Ben-Tor's work belongs to a generation of artists that use absurdity and humor to comment on serious ideas. Underlying her outlandish caricatures and purposefully lowtech artifice of minimal make-up and settings, is a fusion of illusion and a stupid-smart whiplash arriving at unexpected views into the complexity of the human condition. At the same time, Ben-Tor believes herself to be ahistorical in her own thinking. When asked about feminism's role in her work at a 2006 conference on the very topic, she claimed that she "doesn't think about feminism at all." She said "It is problematic to associate myself with any ideology," and referred to feminist positions as "weak."

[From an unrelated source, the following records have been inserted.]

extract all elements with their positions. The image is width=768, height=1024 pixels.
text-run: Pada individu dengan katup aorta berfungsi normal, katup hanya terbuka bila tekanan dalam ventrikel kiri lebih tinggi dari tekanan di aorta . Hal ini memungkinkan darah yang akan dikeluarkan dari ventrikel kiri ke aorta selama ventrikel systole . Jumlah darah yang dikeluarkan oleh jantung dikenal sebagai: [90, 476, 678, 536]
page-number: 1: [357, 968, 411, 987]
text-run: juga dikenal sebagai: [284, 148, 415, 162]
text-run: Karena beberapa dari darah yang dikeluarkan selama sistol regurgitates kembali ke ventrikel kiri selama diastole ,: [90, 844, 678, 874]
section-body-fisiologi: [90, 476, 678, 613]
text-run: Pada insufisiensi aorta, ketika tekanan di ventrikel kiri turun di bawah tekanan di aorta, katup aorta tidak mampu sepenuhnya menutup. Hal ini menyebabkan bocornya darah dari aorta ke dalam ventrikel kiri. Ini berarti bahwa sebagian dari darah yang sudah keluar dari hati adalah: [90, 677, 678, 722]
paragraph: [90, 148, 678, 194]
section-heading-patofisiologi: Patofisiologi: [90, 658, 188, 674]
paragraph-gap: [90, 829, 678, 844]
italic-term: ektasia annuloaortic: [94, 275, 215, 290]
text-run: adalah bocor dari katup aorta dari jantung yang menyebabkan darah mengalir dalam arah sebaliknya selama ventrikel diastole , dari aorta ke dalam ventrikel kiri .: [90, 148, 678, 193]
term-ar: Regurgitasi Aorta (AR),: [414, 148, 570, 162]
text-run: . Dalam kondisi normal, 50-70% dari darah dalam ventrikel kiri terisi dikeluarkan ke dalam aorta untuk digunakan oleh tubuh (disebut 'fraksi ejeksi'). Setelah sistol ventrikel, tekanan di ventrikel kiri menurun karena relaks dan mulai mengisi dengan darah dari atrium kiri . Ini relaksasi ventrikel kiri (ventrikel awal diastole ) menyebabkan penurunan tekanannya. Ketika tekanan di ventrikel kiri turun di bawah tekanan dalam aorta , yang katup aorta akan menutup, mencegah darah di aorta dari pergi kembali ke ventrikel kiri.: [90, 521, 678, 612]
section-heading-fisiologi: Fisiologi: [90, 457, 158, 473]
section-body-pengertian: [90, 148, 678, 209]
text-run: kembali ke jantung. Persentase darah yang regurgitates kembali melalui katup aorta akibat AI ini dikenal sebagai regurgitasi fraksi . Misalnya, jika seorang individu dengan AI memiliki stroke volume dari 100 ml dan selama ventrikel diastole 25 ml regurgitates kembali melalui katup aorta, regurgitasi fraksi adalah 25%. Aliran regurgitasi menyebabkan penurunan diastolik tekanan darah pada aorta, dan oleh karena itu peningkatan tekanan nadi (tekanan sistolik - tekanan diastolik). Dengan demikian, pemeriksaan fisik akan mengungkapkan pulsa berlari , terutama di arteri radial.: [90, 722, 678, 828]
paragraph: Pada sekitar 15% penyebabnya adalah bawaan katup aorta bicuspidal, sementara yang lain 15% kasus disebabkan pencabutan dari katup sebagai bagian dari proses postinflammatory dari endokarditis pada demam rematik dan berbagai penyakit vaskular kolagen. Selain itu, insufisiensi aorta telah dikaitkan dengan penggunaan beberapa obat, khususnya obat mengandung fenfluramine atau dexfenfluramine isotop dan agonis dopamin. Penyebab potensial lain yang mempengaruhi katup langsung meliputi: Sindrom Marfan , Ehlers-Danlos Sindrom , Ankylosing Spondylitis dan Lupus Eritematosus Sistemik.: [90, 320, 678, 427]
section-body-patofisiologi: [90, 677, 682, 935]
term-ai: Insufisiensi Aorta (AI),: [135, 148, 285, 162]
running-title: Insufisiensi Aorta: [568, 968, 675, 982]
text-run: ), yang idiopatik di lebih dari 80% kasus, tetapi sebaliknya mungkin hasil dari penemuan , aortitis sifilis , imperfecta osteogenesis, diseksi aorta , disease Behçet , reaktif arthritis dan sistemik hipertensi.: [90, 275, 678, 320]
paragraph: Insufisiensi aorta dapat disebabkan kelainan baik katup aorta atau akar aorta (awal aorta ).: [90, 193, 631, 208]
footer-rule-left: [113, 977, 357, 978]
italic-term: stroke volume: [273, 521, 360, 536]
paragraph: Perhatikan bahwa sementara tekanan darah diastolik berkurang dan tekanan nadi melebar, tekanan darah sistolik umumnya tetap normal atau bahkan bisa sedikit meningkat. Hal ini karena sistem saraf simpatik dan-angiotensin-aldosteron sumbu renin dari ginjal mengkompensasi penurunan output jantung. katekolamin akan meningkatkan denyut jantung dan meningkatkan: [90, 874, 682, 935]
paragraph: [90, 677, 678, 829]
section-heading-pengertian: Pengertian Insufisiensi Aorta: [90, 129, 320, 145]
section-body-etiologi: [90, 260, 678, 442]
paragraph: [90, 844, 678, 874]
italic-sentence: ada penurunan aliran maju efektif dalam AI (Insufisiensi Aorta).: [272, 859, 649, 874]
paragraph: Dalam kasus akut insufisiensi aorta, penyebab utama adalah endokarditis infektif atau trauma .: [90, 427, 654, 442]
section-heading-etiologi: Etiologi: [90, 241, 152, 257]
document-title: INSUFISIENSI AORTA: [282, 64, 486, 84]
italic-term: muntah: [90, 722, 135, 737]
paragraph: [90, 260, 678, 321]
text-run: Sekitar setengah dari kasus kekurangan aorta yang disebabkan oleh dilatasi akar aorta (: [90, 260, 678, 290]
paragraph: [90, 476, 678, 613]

In October 2023, during the Gaza war, Ben-Tor published a satirical video titled "Dear Hamas..." in which she caricatures a "liberal academic" who is "on the fence about the massacre of the babies". Pro-Palestinian student groups at the Hunter College where she was an adjunct professor, have criticized the video and called for her dismissal. Ben-Tor, in agreement with the Hunter administration, has sent an apology letter explaining her position on the controversy. Ultimately, Ben-Tor was dismissed from her position at Hunter College. The college maintained that her employment was on a semester by semester basis, and that they had no course to offer her for the following semester. However, Ben-Tor claims that all courses she previously taught continued to be offered, and that teaching them was assigned to colleagues who signed the petition against her.

==Press==
She has been profiled and reviewed by a range of major news outlets including Art Forum, The New York Times, and The New Yorker. In one such article Ken Johnson of The New York Times describes Ben-Tor as the, "George Orwell of today's video art." The critic Roberta Smith has likened her work to the similarly shapeshifting works of Cindy Sherman.

==Collections and awards==
Tamy Ben-Tor has work in many public collections including The Pérez Art Museum Miami, The Tel Aviv Museum of Art, The Israel Museum, and The Whitney Museum of American Art.

She has won numerous awards for her work including the Foundation for Contemporary Art Grants to Artists award (2008), New York and Art Matters Foundation.